Güçlünün yükseldiği noktadan aşağıya bakması ve ellerini alnının çatına koyarak ‘oralarda neler oluyor?’ diye sorması kolay bir durum değil elbette, yükseklerdeki ışık gözleri kamaştırıyor doğru, ama bunu yapmayanlar bir anda paçalarından çekiştirilerek bulundukları yüksek yerlerden düşmeye mahkumdurlar.

Unutmamak lazım…

Yarın da yeni sürecin Bursa basını için neler getireceğine, getirmesi gerektiğine bir bakalım…
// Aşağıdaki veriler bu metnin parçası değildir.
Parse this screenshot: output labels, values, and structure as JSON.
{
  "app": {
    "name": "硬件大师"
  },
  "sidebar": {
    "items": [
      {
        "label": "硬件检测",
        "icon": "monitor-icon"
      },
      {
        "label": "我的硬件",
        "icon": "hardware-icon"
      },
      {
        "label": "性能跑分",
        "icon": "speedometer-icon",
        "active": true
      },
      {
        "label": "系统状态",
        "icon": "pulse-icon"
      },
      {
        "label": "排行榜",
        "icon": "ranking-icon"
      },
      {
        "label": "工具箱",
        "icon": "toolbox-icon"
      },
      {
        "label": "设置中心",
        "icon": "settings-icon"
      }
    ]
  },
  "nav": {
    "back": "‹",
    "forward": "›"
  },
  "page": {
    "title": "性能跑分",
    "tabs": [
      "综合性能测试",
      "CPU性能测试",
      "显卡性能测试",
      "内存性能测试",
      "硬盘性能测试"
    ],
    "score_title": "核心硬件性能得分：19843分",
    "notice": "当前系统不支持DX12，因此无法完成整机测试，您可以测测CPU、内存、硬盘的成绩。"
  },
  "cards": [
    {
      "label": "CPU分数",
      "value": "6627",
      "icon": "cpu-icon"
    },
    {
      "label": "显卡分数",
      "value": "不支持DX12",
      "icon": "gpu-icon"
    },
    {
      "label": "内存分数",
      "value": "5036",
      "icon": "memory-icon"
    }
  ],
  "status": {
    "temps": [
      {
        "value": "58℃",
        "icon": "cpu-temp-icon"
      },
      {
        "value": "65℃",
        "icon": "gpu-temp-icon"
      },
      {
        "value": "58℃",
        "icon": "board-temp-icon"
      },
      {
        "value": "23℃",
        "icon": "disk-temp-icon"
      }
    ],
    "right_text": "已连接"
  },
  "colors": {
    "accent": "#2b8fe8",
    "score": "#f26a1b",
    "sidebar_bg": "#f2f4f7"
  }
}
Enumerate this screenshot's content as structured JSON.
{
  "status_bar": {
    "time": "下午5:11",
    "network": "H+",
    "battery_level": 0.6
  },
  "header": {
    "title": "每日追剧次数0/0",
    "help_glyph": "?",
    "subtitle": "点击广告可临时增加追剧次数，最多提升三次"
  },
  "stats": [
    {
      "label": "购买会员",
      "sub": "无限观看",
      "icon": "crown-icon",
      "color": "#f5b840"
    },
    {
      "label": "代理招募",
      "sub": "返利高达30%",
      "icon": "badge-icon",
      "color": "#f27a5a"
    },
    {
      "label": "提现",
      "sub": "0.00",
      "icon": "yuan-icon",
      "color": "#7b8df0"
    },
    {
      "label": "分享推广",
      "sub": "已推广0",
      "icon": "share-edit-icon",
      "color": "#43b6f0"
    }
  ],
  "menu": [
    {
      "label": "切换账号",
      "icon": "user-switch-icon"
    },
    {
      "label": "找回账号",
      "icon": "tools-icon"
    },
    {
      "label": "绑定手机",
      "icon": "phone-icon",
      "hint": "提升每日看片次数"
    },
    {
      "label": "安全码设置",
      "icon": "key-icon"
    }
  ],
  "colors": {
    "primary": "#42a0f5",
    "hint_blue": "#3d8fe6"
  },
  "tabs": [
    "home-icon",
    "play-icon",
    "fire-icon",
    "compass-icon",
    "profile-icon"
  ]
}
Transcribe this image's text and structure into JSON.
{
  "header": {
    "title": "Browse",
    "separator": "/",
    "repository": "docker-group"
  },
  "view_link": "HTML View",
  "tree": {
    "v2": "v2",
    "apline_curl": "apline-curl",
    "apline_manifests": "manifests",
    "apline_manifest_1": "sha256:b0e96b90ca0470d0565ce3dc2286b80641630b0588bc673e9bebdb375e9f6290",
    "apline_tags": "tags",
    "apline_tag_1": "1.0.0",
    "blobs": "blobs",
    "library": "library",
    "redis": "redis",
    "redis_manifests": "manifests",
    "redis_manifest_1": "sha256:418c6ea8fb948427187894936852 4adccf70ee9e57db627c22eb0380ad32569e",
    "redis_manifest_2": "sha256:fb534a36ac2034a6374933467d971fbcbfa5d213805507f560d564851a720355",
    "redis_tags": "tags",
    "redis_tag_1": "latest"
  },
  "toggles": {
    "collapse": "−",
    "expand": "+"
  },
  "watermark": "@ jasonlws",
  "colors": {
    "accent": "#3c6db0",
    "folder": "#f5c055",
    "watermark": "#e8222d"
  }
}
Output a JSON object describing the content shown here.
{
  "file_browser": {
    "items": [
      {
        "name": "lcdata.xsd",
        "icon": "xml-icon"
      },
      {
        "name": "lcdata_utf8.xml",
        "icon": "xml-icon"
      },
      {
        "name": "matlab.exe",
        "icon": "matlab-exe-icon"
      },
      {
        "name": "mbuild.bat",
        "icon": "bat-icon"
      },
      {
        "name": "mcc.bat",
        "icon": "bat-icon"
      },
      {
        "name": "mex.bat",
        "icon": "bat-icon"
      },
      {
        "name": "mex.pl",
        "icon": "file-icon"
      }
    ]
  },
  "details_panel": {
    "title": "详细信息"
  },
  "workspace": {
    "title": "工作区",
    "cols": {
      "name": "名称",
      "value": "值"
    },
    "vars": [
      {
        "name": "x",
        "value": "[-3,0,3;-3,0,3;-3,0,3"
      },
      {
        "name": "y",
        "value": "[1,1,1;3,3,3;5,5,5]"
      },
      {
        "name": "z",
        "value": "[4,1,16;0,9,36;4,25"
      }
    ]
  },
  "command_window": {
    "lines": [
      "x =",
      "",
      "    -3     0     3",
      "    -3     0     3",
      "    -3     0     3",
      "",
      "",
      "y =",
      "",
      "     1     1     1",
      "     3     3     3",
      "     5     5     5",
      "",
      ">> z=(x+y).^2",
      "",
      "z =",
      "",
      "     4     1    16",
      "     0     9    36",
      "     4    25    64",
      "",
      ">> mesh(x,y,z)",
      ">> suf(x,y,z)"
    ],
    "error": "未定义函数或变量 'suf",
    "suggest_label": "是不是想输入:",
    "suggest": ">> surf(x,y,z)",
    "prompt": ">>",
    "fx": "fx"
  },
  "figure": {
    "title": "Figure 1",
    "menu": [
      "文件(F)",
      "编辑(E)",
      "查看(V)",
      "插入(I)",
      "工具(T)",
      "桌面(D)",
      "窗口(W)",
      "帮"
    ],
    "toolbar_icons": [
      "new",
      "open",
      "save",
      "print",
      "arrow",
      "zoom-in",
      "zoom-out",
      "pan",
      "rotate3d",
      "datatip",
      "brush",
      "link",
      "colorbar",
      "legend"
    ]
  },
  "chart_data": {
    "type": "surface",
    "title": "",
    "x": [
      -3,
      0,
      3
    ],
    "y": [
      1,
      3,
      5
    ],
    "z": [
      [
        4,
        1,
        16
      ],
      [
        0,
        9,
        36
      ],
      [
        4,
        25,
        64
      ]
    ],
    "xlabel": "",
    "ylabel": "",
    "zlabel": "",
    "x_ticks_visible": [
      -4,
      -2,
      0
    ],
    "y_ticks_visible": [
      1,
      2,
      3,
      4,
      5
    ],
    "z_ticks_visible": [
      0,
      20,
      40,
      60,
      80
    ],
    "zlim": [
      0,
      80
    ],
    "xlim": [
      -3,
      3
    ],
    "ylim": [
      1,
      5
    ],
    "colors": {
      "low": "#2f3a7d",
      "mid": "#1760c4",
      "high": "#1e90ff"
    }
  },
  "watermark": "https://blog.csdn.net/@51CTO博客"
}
NOT: CHP bayramlaşmada sığamadığı gerekçesi ile bundan sonraki töreni başka bir yerde yapma ihtimalini de konuşmuş. Ben gelenekçi ve muhafazakar biri olduğumdan belki partinin bayramlaşma mekanını hiç değiştirmemesi taraftarıyım. Dünyanın en güçlü ülkelerinden İngiltere halen bir mahalle içindeki 10 numaralı konuttan yönetiliyor. Bu İngiltere’nin gücünün eksilmesine neden olmuyor hatırlarsanız.